В тот день, когда Хидэёси собрался на гору в десятый раз, было дождливо и ветрено, и Сая с крестьянами, в доме которых они поселились, отговаривал хозяина от бесполезной затеи, но тот упрямо стоял на своем. В соломенной накидке и широкополой шляпе он пошел на Курихару. Как всегда под вечер, он стоял перед главным входом.
– Кто там? – услышал он в ответ на свой стук.
Впервые навстречу ему вышел не Кокума, а Ою, которая, по словам мальчика, доводилась Хамбэю родной сестрой.
– Я понимаю, что беспокою господина Хамбэя своими визитами. Мне очень неприятно быть назойливым, но я прибыл к вам посланцем от своего господина и не могу вернуться домой, не поговорив с господином Хамбэем. Вручение посланий своего господина – одна из важнейших обязанностей самурая, поэтому я вынужден докучать господину Хамбэю до тех пор, пока он не согласится принять меня, пусть даже через два года. Если господин Хамбэй не удостоит меня чести выслушать послание, я сделаю сэппуку. Таков воинский долг, и господин Хамбэй это прекрасно знает. Пожалуйста… похлопочите перед ним за меня, хотя бы одно словечко скажите.

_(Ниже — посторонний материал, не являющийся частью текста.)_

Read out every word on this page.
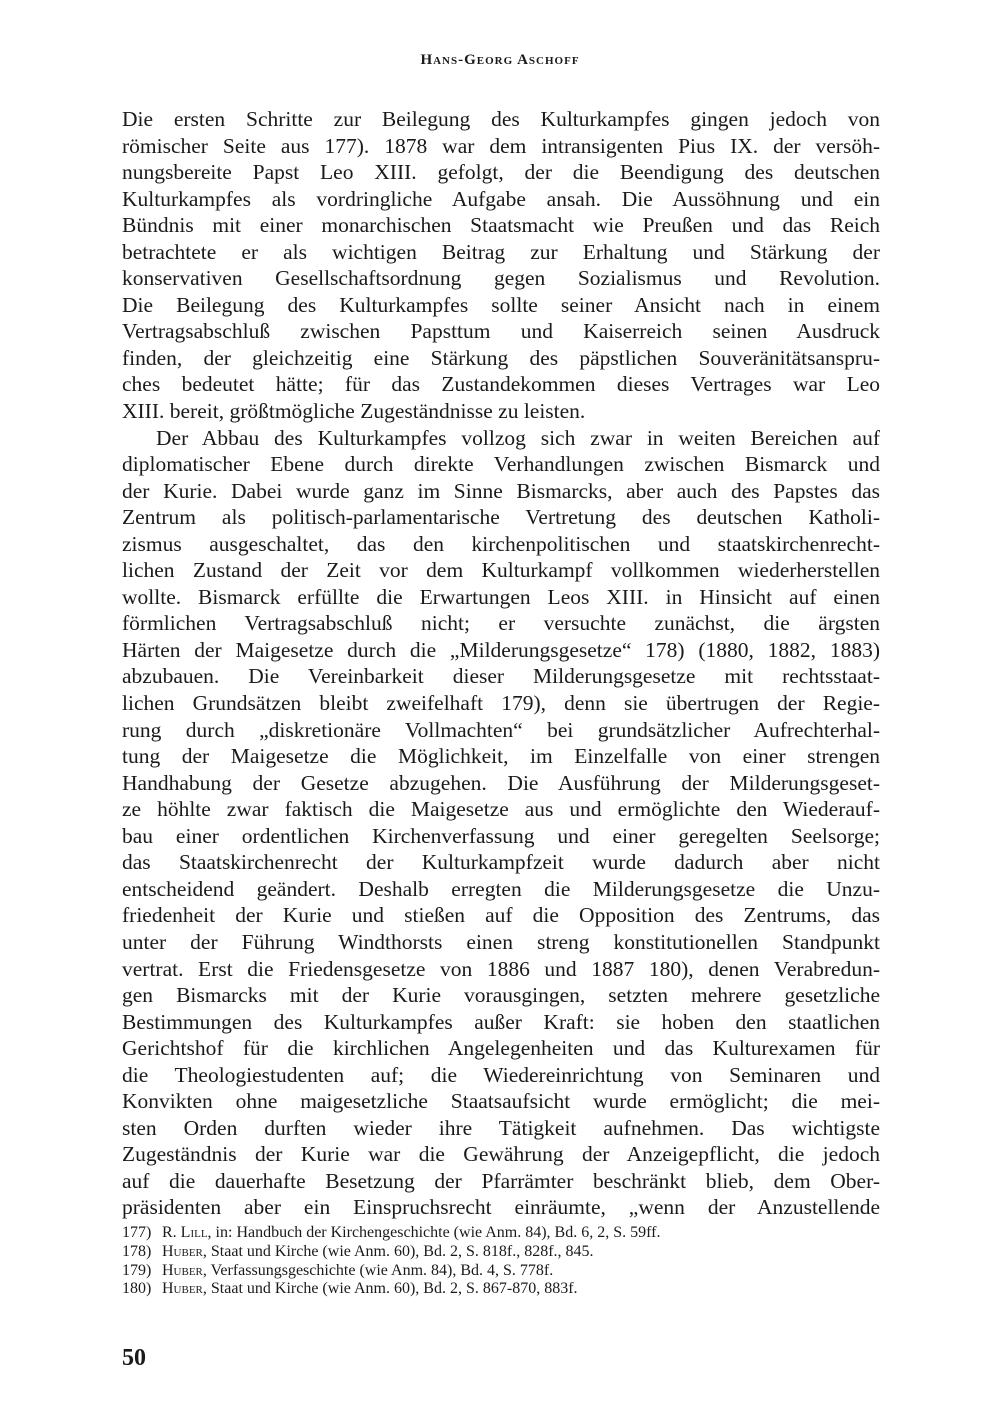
Hans-Georg Aschoff
Die ersten Schritte zur Beilegung des Kulturkampfes gingen jedoch von
römischer Seite aus 177). 1878 war dem intransigenten Pius IX. der versöh-
nungsbereite Papst Leo XIII. gefolgt, der die Beendigung des deutschen
Kulturkampfes als vordringliche Aufgabe ansah. Die Aussöhnung und ein
Bündnis mit einer monarchischen Staatsmacht wie Preußen und das Reich
betrachtete er als wichtigen Beitrag zur Erhaltung und Stärkung der
konservativen Gesellschaftsordnung gegen Sozialismus und Revolution.
Die Beilegung des Kulturkampfes sollte seiner Ansicht nach in einem
Vertragsabschluß zwischen Papsttum und Kaiserreich seinen Ausdruck
finden, der gleichzeitig eine Stärkung des päpstlichen Souveränitätsanspru-
ches bedeutet hätte; für das Zustandekommen dieses Vertrages war Leo
XIII. bereit, größtmögliche Zugeständnisse zu leisten.
Der Abbau des Kulturkampfes vollzog sich zwar in weiten Bereichen auf
diplomatischer Ebene durch direkte Verhandlungen zwischen Bismarck und
der Kurie. Dabei wurde ganz im Sinne Bismarcks, aber auch des Papstes das
Zentrum als politisch-parlamentarische Vertretung des deutschen Katholi-
zismus ausgeschaltet, das den kirchenpolitischen und staatskirchenrecht-
lichen Zustand der Zeit vor dem Kulturkampf vollkommen wiederherstellen
wollte. Bismarck erfüllte die Erwartungen Leos XIII. in Hinsicht auf einen
förmlichen Vertragsabschluß nicht; er versuchte zunächst, die ärgsten
Härten der Maigesetze durch die „Milderungsgesetze“ 178) (1880, 1882, 1883)
abzubauen. Die Vereinbarkeit dieser Milderungsgesetze mit rechtsstaat-
lichen Grundsätzen bleibt zweifelhaft 179), denn sie übertrugen der Regie-
rung durch „diskretionäre Vollmachten“ bei grundsätzlicher Aufrechterhal-
tung der Maigesetze die Möglichkeit, im Einzelfalle von einer strengen
Handhabung der Gesetze abzugehen. Die Ausführung der Milderungsgeset-
ze höhlte zwar faktisch die Maigesetze aus und ermöglichte den Wiederauf-
bau einer ordentlichen Kirchenverfassung und einer geregelten Seelsorge;
das Staatskirchenrecht der Kulturkampfzeit wurde dadurch aber nicht
entscheidend geändert. Deshalb erregten die Milderungsgesetze die Unzu-
friedenheit der Kurie und stießen auf die Opposition des Zentrums, das
unter der Führung Windthorsts einen streng konstitutionellen Standpunkt
vertrat. Erst die Friedensgesetze von 1886 und 1887 180), denen Verabredun-
gen Bismarcks mit der Kurie vorausgingen, setzten mehrere gesetzliche
Bestimmungen des Kulturkampfes außer Kraft: sie hoben den staatlichen
Gerichtshof für die kirchlichen Angelegenheiten und das Kulturexamen für
die Theologiestudenten auf; die Wiedereinrichtung von Seminaren und
Konvikten ohne maigesetzliche Staatsaufsicht wurde ermöglicht; die mei-
sten Orden durften wieder ihre Tätigkeit aufnehmen. Das wichtigste
Zugeständnis der Kurie war die Gewährung der Anzeigepflicht, die jedoch
auf die dauerhafte Besetzung der Pfarrämter beschränkt blieb, dem Ober-
präsidenten aber ein Einspruchsrecht einräumte, „wenn der Anzustellende
177) R. Lill, in: Handbuch der Kirchengeschichte (wie Anm. 84), Bd. 6, 2, S. 59ff.
178) Huber, Staat und Kirche (wie Anm. 60), Bd. 2, S. 818f., 828f., 845.
179) Huber, Verfassungsgeschichte (wie Anm. 84), Bd. 4, S. 778f.
180) Huber, Staat und Kirche (wie Anm. 60), Bd. 2, S. 867-870, 883f.
50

Под проливным дождем Хидэёси опустился на колени. Впечатлительная девушка растрогалась.
– Пожалуйста, подождите, – приветливо произнесла она и скрылась в глубине дома.
Вскоре она вернулась и, не скрывая сочувствия, сообщила, что Хамбэй не намерен менять своего решения.

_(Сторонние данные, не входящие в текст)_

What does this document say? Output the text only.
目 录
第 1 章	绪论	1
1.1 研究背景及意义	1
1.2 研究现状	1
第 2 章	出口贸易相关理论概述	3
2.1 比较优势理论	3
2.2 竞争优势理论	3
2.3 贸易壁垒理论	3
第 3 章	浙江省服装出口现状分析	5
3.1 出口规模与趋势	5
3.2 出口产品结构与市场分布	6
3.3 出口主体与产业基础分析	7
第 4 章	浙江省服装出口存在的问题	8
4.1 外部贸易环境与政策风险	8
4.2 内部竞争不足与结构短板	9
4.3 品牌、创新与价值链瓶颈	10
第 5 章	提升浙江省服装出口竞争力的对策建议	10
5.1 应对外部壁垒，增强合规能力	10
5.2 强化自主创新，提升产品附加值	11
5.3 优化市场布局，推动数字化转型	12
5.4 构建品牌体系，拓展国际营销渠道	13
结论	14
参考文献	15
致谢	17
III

– Мне жаль, что мой старший брат такой упрямый, но, по-моему, вам лучше уйти. Он сказал, что никогда не примет вас. Он вообще избегает встреч с посторонними.

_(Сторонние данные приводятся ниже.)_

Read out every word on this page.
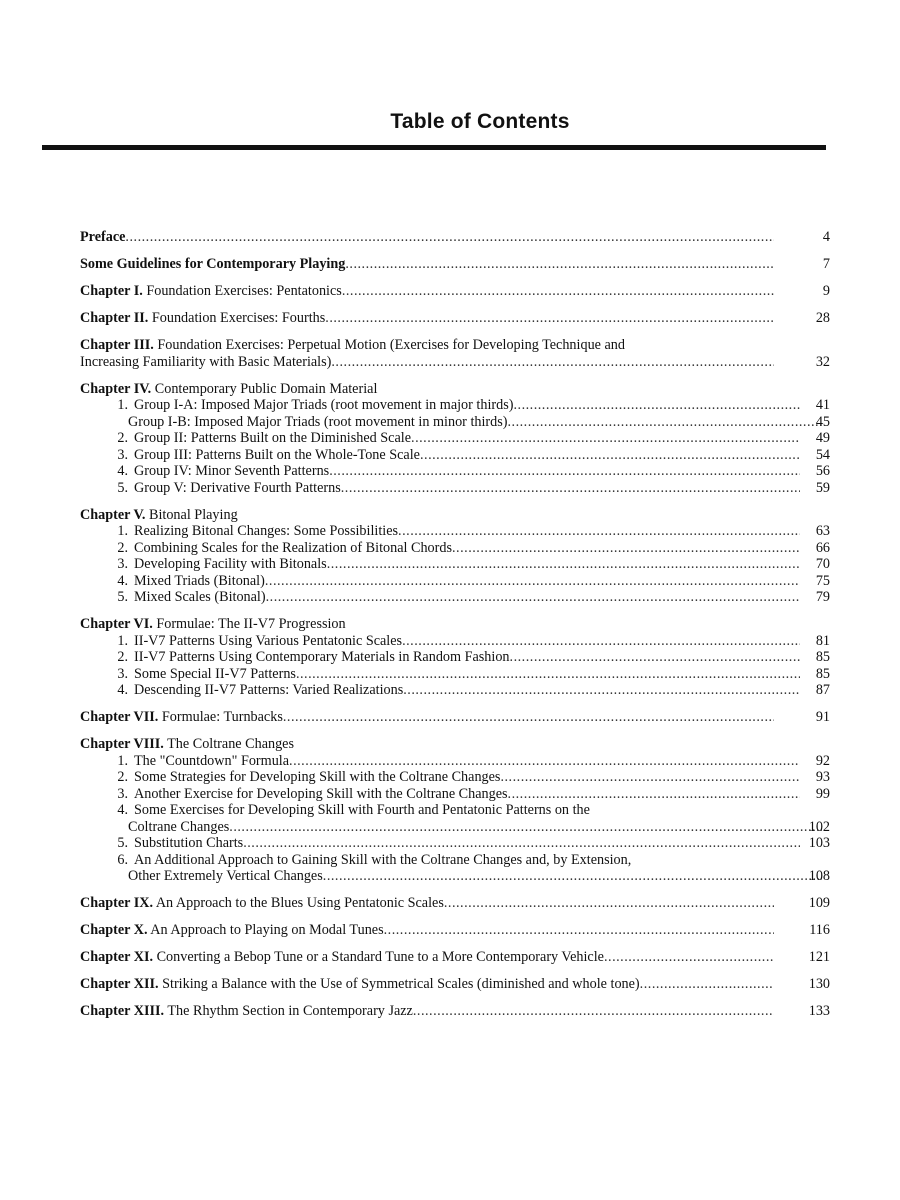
Table of Contents
Preface .....	4
Some Guidelines for Contemporary Playing .....	7
Chapter I. Foundation Exercises: Pentatonics .....	9
Chapter II. Foundation Exercises: Fourths .....	28
Chapter III. Foundation Exercises: Perpetual Motion (Exercises for Developing Technique and
Increasing Familiarity with Basic Materials) .....	32
Chapter IV. Contemporary Public Domain Material
1. Group I-A: Imposed Major Triads (root movement in major thirds) .....	41
Group I-B: Imposed Major Triads (root movement in minor thirds) .....	45
2. Group II: Patterns Built on the Diminished Scale .....	49
3. Group III: Patterns Built on the Whole-Tone Scale .....	54
4. Group IV: Minor Seventh Patterns .....	56
5. Group V: Derivative Fourth Patterns .....	59
Chapter V. Bitonal Playing
1. Realizing Bitonal Changes: Some Possibilities .....	63
2. Combining Scales for the Realization of Bitonal Chords .....	66
3. Developing Facility with Bitonals .....	70
4. Mixed Triads (Bitonal) .....	75
5. Mixed Scales (Bitonal) .....	79
Chapter VI. Formulae: The II-V7 Progression
1. II-V7 Patterns Using Various Pentatonic Scales .....	81
2. II-V7 Patterns Using Contemporary Materials in Random Fashion .....	85
3. Some Special II-V7 Patterns .....	85
4. Descending II-V7 Patterns: Varied Realizations .....	87
Chapter VII. Formulae: Turnbacks .....	91
Chapter VIII. The Coltrane Changes
1. The "Countdown" Formula .....	92
2. Some Strategies for Developing Skill with the Coltrane Changes .....	93
3. Another Exercise for Developing Skill with the Coltrane Changes .....	99
4. Some Exercises for Developing Skill with Fourth and Pentatonic Patterns on the
Coltrane Changes .....	102
5. Substitution Charts .....	103
6. An Additional Approach to Gaining Skill with the Coltrane Changes and, by Extension,
Other Extremely Vertical Changes .....	108
Chapter IX. An Approach to the Blues Using Pentatonic Scales .....	109
Chapter X. An Approach to Playing on Modal Tunes .....	116
Chapter XI. Converting a Bebop Tune or a Standard Tune to a More Contemporary Vehicle .....	121
Chapter XII. Striking a Balance with the Use of Symmetrical Scales (diminished and whole tone) .....	130
Chapter XIII. The Rhythm Section in Contemporary Jazz .....	133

– Вот как? – Огорченный Хидэёси потупился, но упорствовать не стал. Дождь барабанил ему по спине. – Что ж, подожду, пока господин Хамбэй передумает.
Нахлобучив шляпу, он ушел во тьму. Обойдя, как обычно, усадьбу по лесной тропе, Хидэёси был сейчас по другую сторону стены.
– Постой! Он примет тебя! Слышишь! Он велел вернуть тебя! – закричал подбежавший Кокума.
– Неужели!
Хидэёси с Кокумой быстро зашагали к усадьбе. У входа в дом их поджидала только Ою.
– Ваше упорство настолько поразило моего брата, что он сказал, было бы грехом не принять вас, но только не сегодня. Он уже в постели из-за сырой погоды, но просит вас прибыть, когда он сам вас известит.
Хидэёси понял, что девушка, сжалившись над ним, после его ухода поговорила с братом.
– Я прибуду немедленно, как только вы за мной пришлете.
– Где вы остановились?
– В деревне Нангу, у подножия горы, у крестьянина Моэмона. Его дом под высокой шелковицей.
– Подождем хорошей погоды.
– Буду с нетерпением ждать вестей от вас.
– Холодно, а вы промокли. Посушите одежду у очага и поешьте перед уходом.
– Благодарю вас, в другой раз. Я немедленно ухожу. – Широким шагом Хидэёси пошел вниз.
Дождь лил и весь следующий день. А еще через день дождя не было, но вершина Курихары скрылась за облаками, и известия от Хамбэя не пришло. Наконец установилась хорошая погода, и гора, омытая ливнями, засияла яркими красками. Стояла ранняя осень, и листья на деревьях покрылись багрянцем.
В это утро у ворот Моэмона показался Кокума. Он вел на веревке корову.
– А вот и я! – сказал мальчик. – Тебе приглашение! Учитель приказал мне проводить тебя до дома и прислал скакуна для дорогого гостя. – Кокума протянул Хидэёси записку.
«Странно, что вы проявляете повышенный интерес к усталому и больному человеку, удалившемуся от мирских дел. Ваша просьба затруднительна для меня, но все же, пожалуйста, зайдите ко мне на несколько минут», – гласило послание Хамбэя.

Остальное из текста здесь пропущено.